In spite of numerous invasions from the west, mostly by Muslim rulers, no western power could establish its rule in Assam until the advent of the British. The most successful invader was Mir Jhumla, a governor of Aurangzeb, who briefly occupied Gargaon the then capital of the Ahoms (1662-1663). He found it difficult to control the people, who carried on guerilla attacks on his forces and forced his army to leave the region. The last attempt by the Moghuls under the command of Raja Ram Singh resulted in the victory for the Ahoms at Saraighat (1671) under the Ahom general Lachit Borphukan.

British conquest

Ahom palace intrigue (and political turmoil resulting from the Moamoria rebellion) aided the expansionist Burmese ruler of Ava to invade Assam and install a puppet king in 1821. With the Burmese having reached the doorsteps of the East India Company's borders, the First Anglo-Burmese War ensued, in which Assam was one of the sectors. The war ended with the Treaty of Yandaboo in 1826, and the East India Company took control of the region.
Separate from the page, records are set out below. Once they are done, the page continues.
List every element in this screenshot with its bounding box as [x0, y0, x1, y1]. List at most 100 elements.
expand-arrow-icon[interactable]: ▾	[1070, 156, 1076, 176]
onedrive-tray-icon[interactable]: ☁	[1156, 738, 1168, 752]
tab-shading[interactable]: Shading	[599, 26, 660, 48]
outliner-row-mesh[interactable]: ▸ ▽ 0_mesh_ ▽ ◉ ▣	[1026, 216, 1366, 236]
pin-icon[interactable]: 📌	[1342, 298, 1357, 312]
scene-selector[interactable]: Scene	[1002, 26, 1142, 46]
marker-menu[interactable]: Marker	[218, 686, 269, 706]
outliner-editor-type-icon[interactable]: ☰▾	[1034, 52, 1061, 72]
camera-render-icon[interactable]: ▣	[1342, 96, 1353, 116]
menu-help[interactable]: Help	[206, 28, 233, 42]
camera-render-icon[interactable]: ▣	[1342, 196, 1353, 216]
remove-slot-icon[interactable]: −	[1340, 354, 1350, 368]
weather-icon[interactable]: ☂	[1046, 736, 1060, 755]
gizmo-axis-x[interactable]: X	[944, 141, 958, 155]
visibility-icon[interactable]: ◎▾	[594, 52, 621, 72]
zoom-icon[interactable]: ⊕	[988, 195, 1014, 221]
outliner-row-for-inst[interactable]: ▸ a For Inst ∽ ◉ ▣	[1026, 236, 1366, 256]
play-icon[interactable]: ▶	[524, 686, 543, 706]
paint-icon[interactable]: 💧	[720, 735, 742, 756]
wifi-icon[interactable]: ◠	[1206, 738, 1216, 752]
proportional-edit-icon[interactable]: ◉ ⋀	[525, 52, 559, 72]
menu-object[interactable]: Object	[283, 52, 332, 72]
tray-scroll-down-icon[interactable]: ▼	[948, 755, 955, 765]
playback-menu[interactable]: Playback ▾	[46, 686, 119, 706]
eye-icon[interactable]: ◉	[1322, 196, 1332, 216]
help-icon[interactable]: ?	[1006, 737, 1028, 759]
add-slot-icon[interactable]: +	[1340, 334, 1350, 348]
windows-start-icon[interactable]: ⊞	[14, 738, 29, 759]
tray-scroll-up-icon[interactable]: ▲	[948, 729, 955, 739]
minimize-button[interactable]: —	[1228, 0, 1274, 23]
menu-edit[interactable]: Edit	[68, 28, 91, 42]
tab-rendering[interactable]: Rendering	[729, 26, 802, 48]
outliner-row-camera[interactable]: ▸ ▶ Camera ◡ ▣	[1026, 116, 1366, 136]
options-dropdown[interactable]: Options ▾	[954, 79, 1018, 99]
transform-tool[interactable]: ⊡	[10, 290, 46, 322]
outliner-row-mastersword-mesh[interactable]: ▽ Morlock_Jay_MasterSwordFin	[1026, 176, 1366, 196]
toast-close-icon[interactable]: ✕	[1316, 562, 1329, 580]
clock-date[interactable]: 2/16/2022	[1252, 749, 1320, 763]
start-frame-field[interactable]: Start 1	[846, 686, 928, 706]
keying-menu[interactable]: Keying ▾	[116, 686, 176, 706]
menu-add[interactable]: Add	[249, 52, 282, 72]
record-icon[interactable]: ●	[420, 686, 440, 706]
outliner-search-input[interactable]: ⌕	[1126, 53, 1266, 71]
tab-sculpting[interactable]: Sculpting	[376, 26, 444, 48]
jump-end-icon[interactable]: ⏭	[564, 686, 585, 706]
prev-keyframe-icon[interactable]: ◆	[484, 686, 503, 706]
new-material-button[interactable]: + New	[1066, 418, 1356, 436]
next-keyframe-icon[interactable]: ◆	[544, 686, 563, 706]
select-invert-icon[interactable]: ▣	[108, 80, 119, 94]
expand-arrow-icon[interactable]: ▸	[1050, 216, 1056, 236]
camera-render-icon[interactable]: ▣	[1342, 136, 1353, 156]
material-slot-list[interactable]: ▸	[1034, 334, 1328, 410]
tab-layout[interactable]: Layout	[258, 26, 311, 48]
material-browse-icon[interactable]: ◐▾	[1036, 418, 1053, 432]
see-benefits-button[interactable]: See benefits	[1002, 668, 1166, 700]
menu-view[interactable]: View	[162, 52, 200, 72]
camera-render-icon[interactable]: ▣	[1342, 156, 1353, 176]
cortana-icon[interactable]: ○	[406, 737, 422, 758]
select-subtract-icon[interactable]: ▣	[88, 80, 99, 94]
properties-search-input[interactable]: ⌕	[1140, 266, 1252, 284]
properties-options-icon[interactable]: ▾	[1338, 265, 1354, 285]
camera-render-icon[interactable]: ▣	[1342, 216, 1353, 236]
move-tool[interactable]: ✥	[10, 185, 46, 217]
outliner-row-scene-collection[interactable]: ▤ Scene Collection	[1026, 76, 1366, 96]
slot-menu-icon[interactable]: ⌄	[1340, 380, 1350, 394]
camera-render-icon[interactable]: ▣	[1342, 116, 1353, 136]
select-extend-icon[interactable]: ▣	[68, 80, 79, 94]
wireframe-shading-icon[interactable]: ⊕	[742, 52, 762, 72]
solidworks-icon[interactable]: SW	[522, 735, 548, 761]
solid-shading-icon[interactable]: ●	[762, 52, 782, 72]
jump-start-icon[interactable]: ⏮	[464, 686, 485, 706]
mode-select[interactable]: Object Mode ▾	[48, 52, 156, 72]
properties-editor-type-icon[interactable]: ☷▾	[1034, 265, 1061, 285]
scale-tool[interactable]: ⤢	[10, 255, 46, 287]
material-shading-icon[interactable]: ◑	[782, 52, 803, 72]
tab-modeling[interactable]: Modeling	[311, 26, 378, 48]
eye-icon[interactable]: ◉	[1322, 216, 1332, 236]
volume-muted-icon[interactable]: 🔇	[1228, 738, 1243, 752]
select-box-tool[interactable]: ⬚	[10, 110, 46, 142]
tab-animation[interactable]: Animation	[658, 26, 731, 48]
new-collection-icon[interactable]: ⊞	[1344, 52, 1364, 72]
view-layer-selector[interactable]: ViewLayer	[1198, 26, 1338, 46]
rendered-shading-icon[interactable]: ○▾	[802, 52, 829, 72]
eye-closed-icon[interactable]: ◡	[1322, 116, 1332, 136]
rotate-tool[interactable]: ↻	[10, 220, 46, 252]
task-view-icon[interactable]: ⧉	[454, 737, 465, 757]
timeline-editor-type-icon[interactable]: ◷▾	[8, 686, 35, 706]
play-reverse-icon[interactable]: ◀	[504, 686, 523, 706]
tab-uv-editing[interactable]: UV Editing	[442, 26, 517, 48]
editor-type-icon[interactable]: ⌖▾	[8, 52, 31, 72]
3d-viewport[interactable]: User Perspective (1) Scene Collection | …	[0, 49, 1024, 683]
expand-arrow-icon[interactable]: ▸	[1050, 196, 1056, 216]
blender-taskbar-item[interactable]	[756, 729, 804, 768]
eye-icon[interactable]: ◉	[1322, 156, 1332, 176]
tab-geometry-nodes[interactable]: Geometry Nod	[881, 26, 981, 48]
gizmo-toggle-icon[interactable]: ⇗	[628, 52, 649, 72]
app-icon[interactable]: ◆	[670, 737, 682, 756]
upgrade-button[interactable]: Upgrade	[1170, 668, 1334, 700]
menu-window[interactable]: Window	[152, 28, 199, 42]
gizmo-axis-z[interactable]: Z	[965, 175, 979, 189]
Under British Administration, Assam was made a part of the British India province called the Bengal Presidency. Sometime about 1905-1912, Assam was separated and erected as a separate province of Assam.

At the time of independence of India, it consisted of the original Ahom kingdom, the present-day Arunachal Pradesh (North East Frontier Agency), Naga Hills, original Kachari kingdom, Lushai Hills, and Garo, Khasi and Jaintia Hills. Of the Assam province on the eve of Independence, Sylhet choose to join Pakistan in a referendum; and the two princely states Manipur and Tripura became Group C provinces. The capital was Shillong.

Post independence

After the independence from British rule in 1947, Assam spawned four more states to become one of the seven sister states in the 1960s and 1970s. The new states were Arunachal Pradesh, Nagaland, Mizoram and Meghalaya. The capital of Assam, which was in Shillong, had to be moved to Dispur, now a part of an expanding Guwahati.
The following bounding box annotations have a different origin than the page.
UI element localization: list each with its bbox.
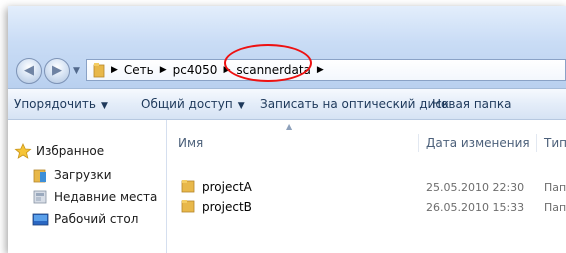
nav-recent-places[interactable]: Недавние места [32,188,157,206]
breadcrumb-network[interactable]: Сеть [124,63,154,77]
file-date: 25.05.2010 22:30 [426,181,525,194]
back-icon: ◀ [24,63,34,78]
nav-downloads-label: Загрузки [54,168,112,182]
nav-downloads[interactable]: Загрузки [32,166,112,184]
file-name: projectB [202,200,252,214]
star-icon [14,143,32,159]
file-row[interactable]: projectB 26.05.2010 15:33 Пап [178,198,566,216]
recent-places-icon [32,189,50,205]
crumb-separator[interactable]: ▶ [317,65,324,75]
folder-icon [93,62,105,78]
organize-label: Упорядочить [14,97,96,111]
desktop-icon [32,211,50,227]
chevron-down-icon: ▼ [100,101,108,111]
column-divider[interactable] [418,134,419,152]
column-header-date[interactable]: Дата изменения [426,136,530,150]
explorer-window: ◀ ▶ ▼ ▶ Сеть ▶ pc4050 ▶ scannerdata ▶ Уп… [8,6,566,253]
breadcrumb-pc[interactable]: pc4050 [173,63,218,77]
forward-icon: ▶ [52,63,62,78]
file-date: 26.05.2010 15:33 [426,201,525,214]
file-name: projectA [202,180,252,194]
navigation-pane: Избранное Загрузки Недавние места Рабочи… [8,120,167,253]
new-folder-button[interactable]: Новая папка [432,97,511,111]
nav-desktop[interactable]: Рабочий стол [32,210,138,228]
organize-button[interactable]: Упорядочить ▼ [14,97,108,111]
column-header-type[interactable]: Тип [544,136,566,150]
share-label: Общий доступ [141,97,233,111]
downloads-icon [32,167,50,183]
forward-button[interactable]: ▶ [44,58,70,84]
file-type: Пап [544,181,566,194]
chevron-down-icon: ▼ [237,101,245,111]
file-row[interactable]: projectA 25.05.2010 22:30 Пап [178,178,566,196]
address-bar[interactable]: ▶ Сеть ▶ pc4050 ▶ scannerdata ▶ [86,59,566,81]
back-button[interactable]: ◀ [16,58,42,84]
nav-favorites-label: Избранное [36,144,105,158]
highlight-annotation [224,44,312,82]
title-bar: ◀ ▶ ▼ ▶ Сеть ▶ pc4050 ▶ scannerdata ▶ [8,6,566,89]
file-type: Пап [544,201,566,214]
folder-icon [181,179,195,196]
crumb-separator[interactable]: ▶ [160,65,167,75]
content-area: Избранное Загрузки Недавние места Рабочи… [8,120,566,253]
crumb-separator[interactable]: ▶ [111,65,118,75]
nav-desktop-label: Рабочий стол [54,212,139,226]
command-bar: Упорядочить ▼ Общий доступ ▼ Записать на о… [8,89,566,120]
column-divider[interactable] [536,134,537,152]
recent-pages-dropdown[interactable]: ▼ [73,66,80,76]
nav-favorites[interactable]: Избранное [14,142,104,160]
column-header-name[interactable]: Имя [178,136,203,150]
nav-recent-places-label: Недавние места [54,190,158,204]
sort-arrow-icon: ▲ [286,122,293,131]
burn-button[interactable]: Записать на оптический диск [260,97,449,111]
share-button[interactable]: Общий доступ ▼ [141,97,245,111]
folder-icon [181,199,195,216]
file-list: ▲ Имя Дата изменения Тип projectA 25.05.… [178,120,566,253]
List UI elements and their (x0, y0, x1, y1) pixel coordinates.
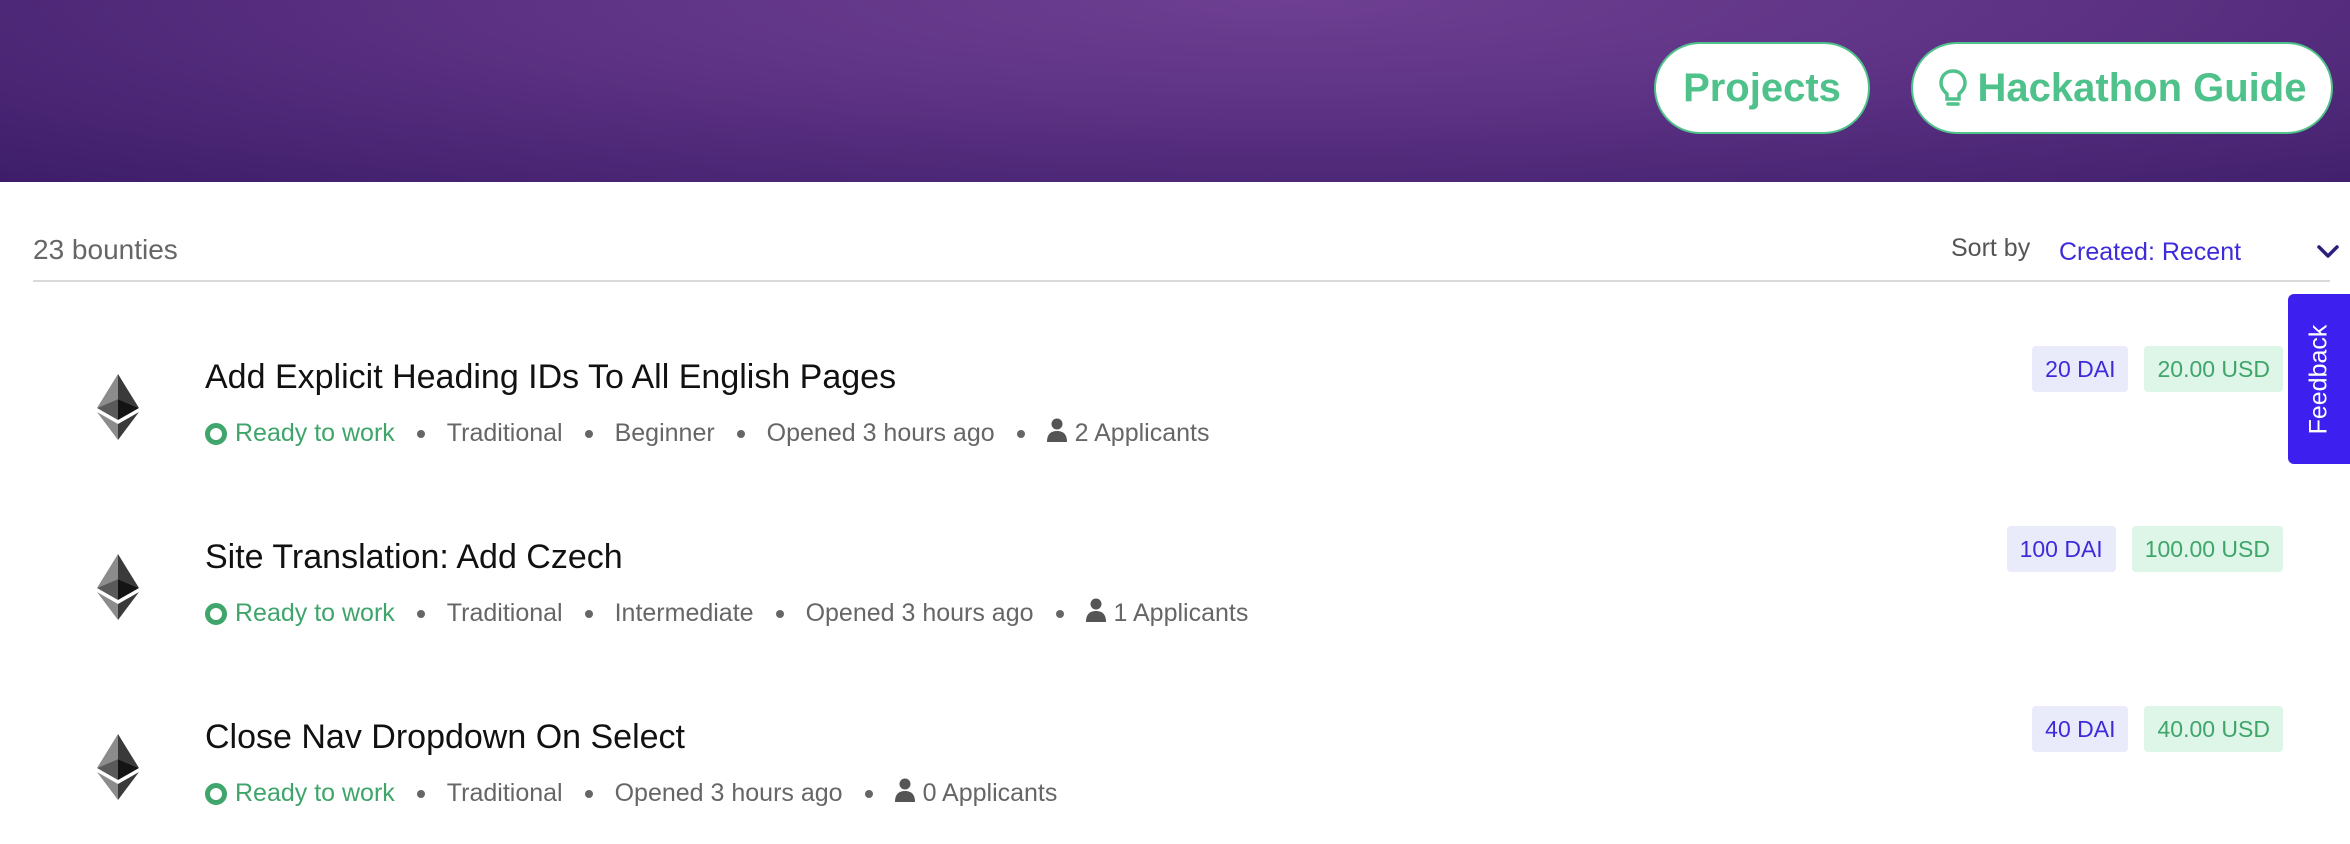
separator-dot (584, 429, 593, 438)
bounty-opened: Opened 3 hours ago (805, 599, 1034, 627)
usd-amount-badge: 40.00 USD (2144, 706, 2283, 752)
bounty-meta: Ready to work Traditional Beginner Opene… (205, 418, 1209, 449)
status-ring-icon (205, 602, 227, 625)
separator-dot (1055, 609, 1064, 618)
reward-badges: 20 DAI 20.00 USD (2032, 346, 2283, 392)
applicants-count: 0 Applicants (922, 779, 1058, 807)
separator-dot (584, 789, 593, 798)
status-indicator: Ready to work (205, 419, 395, 448)
bounty-type: Traditional (446, 419, 563, 447)
applicants: 0 Applicants (894, 778, 1058, 809)
results-toolbar: 23 bounties Sort by Created: Recent (33, 220, 2339, 282)
bounty-title[interactable]: Close Nav Dropdown On Select (205, 718, 685, 757)
projects-button[interactable]: Projects (1654, 42, 1870, 134)
status-ring-icon (205, 782, 227, 805)
status-indicator: Ready to work (205, 599, 395, 628)
ethereum-icon (91, 732, 145, 802)
status-text: Ready to work (235, 779, 395, 807)
bounty-row[interactable]: Add Explicit Heading IDs To All English … (33, 336, 2283, 496)
separator-dot (775, 609, 784, 618)
bounty-row[interactable]: Close Nav Dropdown On Select Ready to wo… (33, 696, 2283, 844)
reward-badges: 40 DAI 40.00 USD (2032, 706, 2283, 752)
chevron-down-icon (2317, 245, 2339, 259)
token-amount-badge: 100 DAI (2006, 526, 2116, 572)
separator-dot (1016, 429, 1025, 438)
ethereum-icon (91, 372, 145, 442)
person-icon (894, 778, 915, 809)
separator-dot (416, 609, 425, 618)
applicants-count: 2 Applicants (1074, 419, 1210, 447)
hackathon-guide-button[interactable]: Hackathon Guide (1911, 42, 2333, 134)
applicants: 1 Applicants (1085, 598, 1249, 629)
reward-badges: 100 DAI 100.00 USD (2006, 526, 2283, 572)
usd-amount-badge: 100.00 USD (2131, 526, 2283, 572)
applicants-count: 1 Applicants (1113, 599, 1249, 627)
bounty-type: Traditional (446, 599, 563, 627)
status-indicator: Ready to work (205, 779, 395, 808)
token-amount-badge: 40 DAI (2032, 706, 2129, 752)
projects-button-label: Projects (1683, 65, 1841, 110)
bounty-level: Intermediate (614, 599, 754, 627)
sort-select[interactable]: Created: Recent (2059, 232, 2339, 272)
bounty-opened: Opened 3 hours ago (766, 419, 995, 447)
separator-dot (416, 429, 425, 438)
sort-select-value: Created: Recent (2059, 237, 2242, 266)
status-ring-icon (205, 422, 227, 445)
bounty-count: 23 bounties (33, 234, 178, 265)
applicants: 2 Applicants (1046, 418, 1210, 449)
separator-dot (416, 789, 425, 798)
person-icon (1085, 598, 1106, 629)
header-banner: Projects Hackathon Guide (0, 0, 2350, 182)
bounty-opened: Opened 3 hours ago (614, 779, 843, 807)
status-text: Ready to work (235, 599, 395, 627)
token-amount-badge: 20 DAI (2032, 346, 2129, 392)
bounty-meta: Ready to work Traditional Intermediate O… (205, 598, 1248, 629)
bounty-title[interactable]: Add Explicit Heading IDs To All English … (205, 358, 896, 397)
bounty-type: Traditional (446, 779, 563, 807)
bounty-level: Beginner (614, 419, 715, 447)
separator-dot (736, 429, 745, 438)
sort-by-label: Sort by (1951, 234, 2031, 262)
status-text: Ready to work (235, 419, 395, 447)
person-icon (1046, 418, 1067, 449)
feedback-tab[interactable]: Feedback (2288, 294, 2350, 464)
feedback-label: Feedback (2304, 324, 2333, 434)
hackathon-guide-label: Hackathon Guide (1977, 65, 2307, 110)
separator-dot (584, 609, 593, 618)
bounty-row[interactable]: Site Translation: Add Czech Ready to wor… (33, 516, 2283, 676)
bounty-meta: Ready to work Traditional Opened 3 hours… (205, 778, 1057, 809)
usd-amount-badge: 20.00 USD (2144, 346, 2283, 392)
ethereum-icon (91, 552, 145, 622)
lightbulb-icon (1938, 68, 1968, 108)
separator-dot (864, 789, 873, 798)
bounty-title[interactable]: Site Translation: Add Czech (205, 538, 623, 577)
When the leaders of Assam tried to establish Assamese as the official language, the Cachar district, which is populated by a predominantly dominant Bengali speaking people, Wanted the right to study Bengali in school, college and other religious institutions. Because not only Assamese is a comparatively new language with doubtful literary works but also as analysts feel it does not have anything substantial to offer to readers and students in any way. But the establishment tries to overlook the local resaoning and military fired hundred of rounds of bullets to inncoecnt people who assembled near the railway station for a peaceful meeting. More than 11 persons lost their life and women consisted a significant number. Miss. Kamala Bhattacharjee was the first to embrace the bullet. Barak Valeey and Bengalis all over the world still rememeber those innocents who lost their lives for their language.
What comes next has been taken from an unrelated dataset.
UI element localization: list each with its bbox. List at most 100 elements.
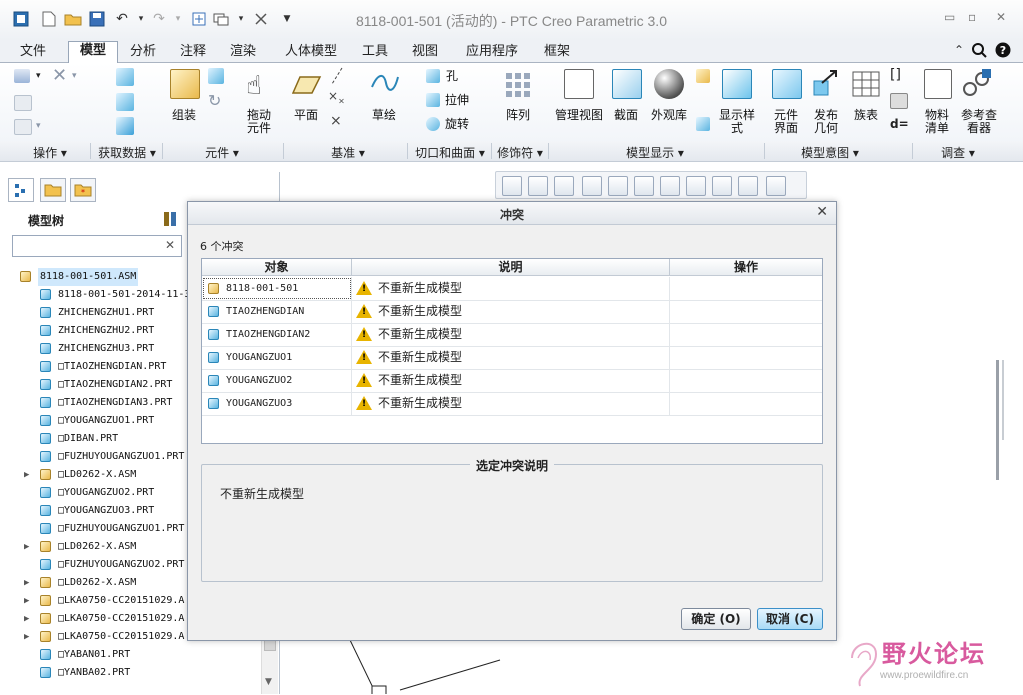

In the 1980s the Brahmaputra valley saw a six-year Assam Agitation that began non-violently but became increasingly violent. The movement tried to force the government to identify and deport foreigners who, the natives maintained, are illegally inundating the land from neighboring Bangladesh and changing the demographics. Critics called it a xenophobic reaction of a racist people. The agitation ended after an accord between the leaders of the agitation and the Union Government. Most of the accord remains unimplemented today, a cause for a simmering discontent.

This was followed by demands for greater autonomy especially by the Bodos in the later 1980s and 1990s. The period also saw the growth of armed secessionist groups like United Liberation Front of Asom (ULFA) and National Democratic Front of Bodoland (NDFB). The union government responded by deploying the Indian army to control the situation in November 1990, leading to claims of human rights violations. The Indian army deployment has now been institutionalized under a Unified Command. Worsening inter-ethnic relationships also marked this period.

The 2000s saw inter-ethnic killings, especially in the Karbi and Cachar hills (e.g the Hmar-Dimasa conflict).